Innovation Norway fined

“Innovation Norway has been unable to demonstrate a customer relationship or connection with the complainant and their enterprise, to justify these credit ratings,” says Data Protection Authority Director Bjørn Erik Thon.

The fine amount has not changed since the Authority’s first notice in this case.

Valid legal basis for processing required

A credit rating is a compilation of personal data from many different sources and shows the likelihood of a person or enterprise being able or willing to pay an outstanding claim. A credit rating will also reveal details about the enterprise’s financial status, such as any payment remarks, its debt-to-income ratio and whether the enterprise has any mortgages.
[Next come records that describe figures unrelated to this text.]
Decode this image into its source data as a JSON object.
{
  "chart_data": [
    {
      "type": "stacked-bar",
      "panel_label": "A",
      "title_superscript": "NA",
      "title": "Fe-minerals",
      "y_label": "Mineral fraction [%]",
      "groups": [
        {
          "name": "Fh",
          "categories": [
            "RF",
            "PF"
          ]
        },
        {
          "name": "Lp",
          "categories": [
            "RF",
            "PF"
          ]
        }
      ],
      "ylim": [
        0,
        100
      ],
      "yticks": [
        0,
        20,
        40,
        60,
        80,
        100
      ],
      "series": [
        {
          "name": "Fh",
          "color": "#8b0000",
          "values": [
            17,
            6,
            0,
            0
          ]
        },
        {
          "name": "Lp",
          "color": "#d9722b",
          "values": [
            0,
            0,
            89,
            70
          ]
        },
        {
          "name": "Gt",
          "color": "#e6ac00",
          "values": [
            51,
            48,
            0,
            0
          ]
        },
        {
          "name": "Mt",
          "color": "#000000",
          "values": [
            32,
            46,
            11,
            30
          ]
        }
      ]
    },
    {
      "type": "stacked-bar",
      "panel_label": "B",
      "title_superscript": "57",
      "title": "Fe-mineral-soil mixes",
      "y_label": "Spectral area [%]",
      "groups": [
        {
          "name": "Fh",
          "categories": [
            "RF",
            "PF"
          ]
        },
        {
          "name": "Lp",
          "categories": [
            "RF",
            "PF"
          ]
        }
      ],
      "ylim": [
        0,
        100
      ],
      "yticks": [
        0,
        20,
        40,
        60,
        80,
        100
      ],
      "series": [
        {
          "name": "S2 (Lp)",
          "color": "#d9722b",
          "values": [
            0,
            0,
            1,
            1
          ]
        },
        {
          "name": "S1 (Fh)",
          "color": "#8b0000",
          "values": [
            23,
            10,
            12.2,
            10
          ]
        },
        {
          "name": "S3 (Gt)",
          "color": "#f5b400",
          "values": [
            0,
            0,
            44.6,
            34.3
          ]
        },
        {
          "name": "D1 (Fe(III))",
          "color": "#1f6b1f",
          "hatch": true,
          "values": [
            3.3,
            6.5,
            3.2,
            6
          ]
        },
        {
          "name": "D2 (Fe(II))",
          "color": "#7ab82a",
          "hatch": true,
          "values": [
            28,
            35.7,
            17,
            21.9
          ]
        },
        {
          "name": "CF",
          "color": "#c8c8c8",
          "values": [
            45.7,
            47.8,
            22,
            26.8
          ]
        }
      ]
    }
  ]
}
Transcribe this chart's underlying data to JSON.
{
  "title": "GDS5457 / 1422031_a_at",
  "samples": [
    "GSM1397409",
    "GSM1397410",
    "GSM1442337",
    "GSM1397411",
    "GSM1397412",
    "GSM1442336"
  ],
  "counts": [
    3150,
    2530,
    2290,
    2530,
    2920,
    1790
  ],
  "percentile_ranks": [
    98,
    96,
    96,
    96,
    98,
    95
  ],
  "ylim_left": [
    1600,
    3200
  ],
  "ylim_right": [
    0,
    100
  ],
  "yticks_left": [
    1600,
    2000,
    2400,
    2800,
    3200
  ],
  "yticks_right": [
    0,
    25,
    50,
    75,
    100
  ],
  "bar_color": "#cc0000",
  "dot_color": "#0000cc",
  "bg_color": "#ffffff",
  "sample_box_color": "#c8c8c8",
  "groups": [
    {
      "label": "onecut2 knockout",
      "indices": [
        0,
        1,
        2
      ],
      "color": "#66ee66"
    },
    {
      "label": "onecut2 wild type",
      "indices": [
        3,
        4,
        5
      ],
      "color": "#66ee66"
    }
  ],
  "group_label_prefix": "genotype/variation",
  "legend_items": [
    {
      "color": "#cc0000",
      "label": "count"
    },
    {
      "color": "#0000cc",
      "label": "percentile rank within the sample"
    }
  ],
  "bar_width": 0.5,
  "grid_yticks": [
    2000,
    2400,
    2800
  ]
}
Credit information about a sole proprietorship also constitutes personal data, as the owner is immediately identified with the enterprise, and the enterprise is directly linked to the owner’s personal finances. This means that a valid legal basis is required to subject sole proprietorships to a credit rating.

Perceived as invasive

“Credit information about a sole proprietorship also speaks to the owner’s personal finances. This is private information, which cannot be accessed by others unless there is a legitimate reason for it,” says Bjørn Erik Thon.

“We can understand the complainant’s reaction when they have been subjected to credit ratings several times, and also that this could be perceived as invasive. We take these matters seriously, and normally issue fines for this type of violation,” says Bjørn Erik Thon.